Cecilia, roughly tidying her bright blond hair, smiled as she said, “Berenice, you don’t actually think I’d tell you that straight out, do you? And you.”
“What about me?”
“You ran a background check?”
Taking a photograph out of the front pocket of her white tennis bag, Cecilia waved it lightly in front of Berenice. Snatching the photo like a hunting cat, Berenice let out a deep sigh.
What kind of photo is this…. It was a picture of Berenice and Erkin sitting together at an open-air café.
“This is driving me crazy. Was Baker part of the Castillo organization?”
“He didn’t tell you? I thought you knew.”
“He didn’t.”
Berenice’s eyes shot up fiercely, filled with a small sense of betrayal. Cecilia grinned mischievously as if she had found an entertaining piece of gossip.
“Are you rebelling because Valentiera assigned you that bodyguard? I hear the reviews are pretty good. Isn’t he a candidate for capo?”
“Since when was Baker Castillo? From the beginning?”
“Isn’t he a bit young though? Maybe they’re starting a generational shift beginning with Erkin.”
“Does Ricardo know I investigated Erkin?”
“I heard he assigned that bodyguard because of Russo Gucci. Is that right? They still haven’t found Russo Gucci, have they? You didn’t already kill him, did you?”
“You didn’t tell anyone that, right? Cecilia, I trust you. Seriously, don’t betray me. Do you know how much of your assets I protected?”
“While seeing Russo, you were also seeing the senator’s youngest brother?”
Without exchanging direct answers, they stubbornly continued throwing their own questions back and forth. It was almost a series of monologues, but thanks to the saying that silence means agreement, communicating wasn’t particularly difficult.

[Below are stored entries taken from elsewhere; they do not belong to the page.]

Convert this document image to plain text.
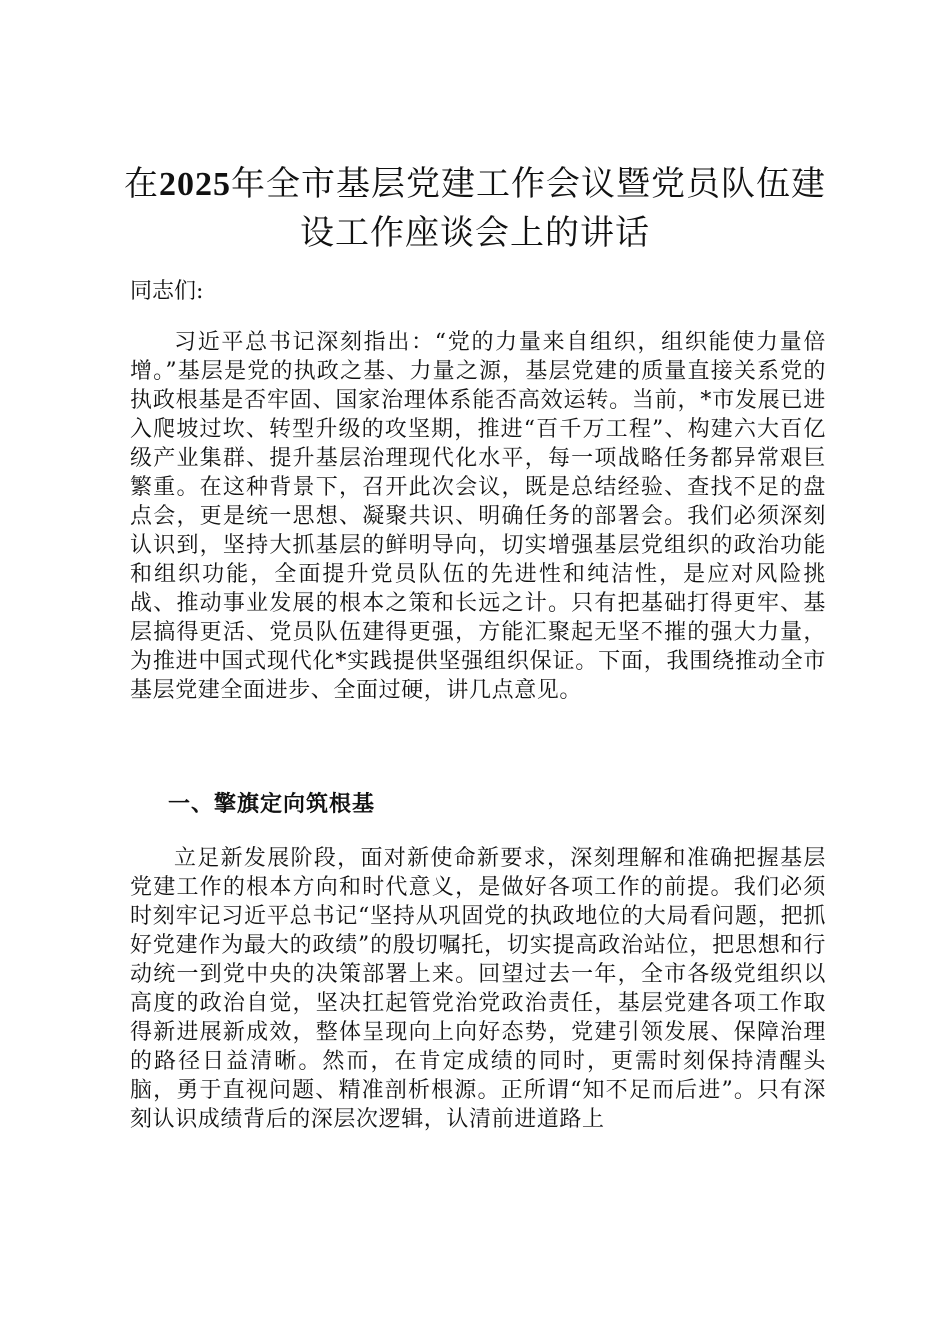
在2025年全市基层党建工作会议暨党员队伍建设工作座谈会上的讲话
同志们:

习近平总书记深刻指出：“党的力量来自组织，组织能使力量倍增。”基层是党的执政之基、力量之源，基层党建的质量直接关系党的执政根基是否牢固、国家治理体系能否高效运转。当前，*市发展已进入爬坡过坎、转型升级的攻坚期，推进“百千万工程”、构建六大百亿级产业集群、提升基层治理现代化水平，每一项战略任务都异常艰巨繁重。在这种背景下，召开此次会议，既是总结经验、查找不足的盘点会，更是统一思想、凝聚共识、明确任务的部署会。我们必须深刻认识到，坚持大抓基层的鲜明导向，切实增强基层党组织的政治功能和组织功能，全面提升党员队伍的先进性和纯洁性，是应对风险挑战、推动事业发展的根本之策和长远之计。只有把基础打得更牢、基层搞得更活、党员队伍建得更强，方能汇聚起无坚不摧的强大力量，为推进中国式现代化*实践提供坚强组织保证。下面，我围绕推动全市基层党建全面进步、全面过硬，讲几点意见。

一、擎旗定向筑根基

立足新发展阶段，面对新使命新要求，深刻理解和准确把握基层党建工作的根本方向和时代意义，是做好各项工作的前提。我们必须时刻牢记习近平总书记“坚持从巩固党的执政地位的大局看问题，把抓好党建作为最大的政绩”的殷切嘱托，切实提高政治站位，把思想和行动统一到党中央的决策部署上来。回望过去一年，全市各级党组织以高度的政治自觉，坚决扛起管党治党政治责任，基层党建各项工作取得新进展新成效，整体呈现向上向好态势，党建引领发展、保障治理的路径日益清晰。然而，在肯定成绩的同时，更需时刻保持清醒头脑，勇于直视问题、精准剖析根源。正所谓“知不足而后进”。只有深刻认识成绩背后的深层次逻辑，认清前进道路上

After the question about whether she had been seeing Russo Gucci and Brian Lockwood at the same time, Berenice finally shut her mouth tightly first. At that honest reaction, Cecilia burst into loud laughter.
“My god, Berenice. You’ve grown up. Now you even know how to weigh men against each other.”
“Ah, please….”
“Don’t worry. Ricardo doesn’t know you investigated Erkin. I just stopped by Baker’s office for something else and saw photos of you and Erkin, so I slipped one out. I didn’t expect to run into you two like that earlier, though.”
Cecilia covered her mouth, laughing as if she found Berenice adorable like a much younger sister. Cecilia, who was one year older than Ricardo, naturally saw Berenice as the youngest.
After calming her laughter, Cecilia asked casually, “Doesn’t Baker do good work? Maybe because he’s a former police officer, but his work is clean and fast.”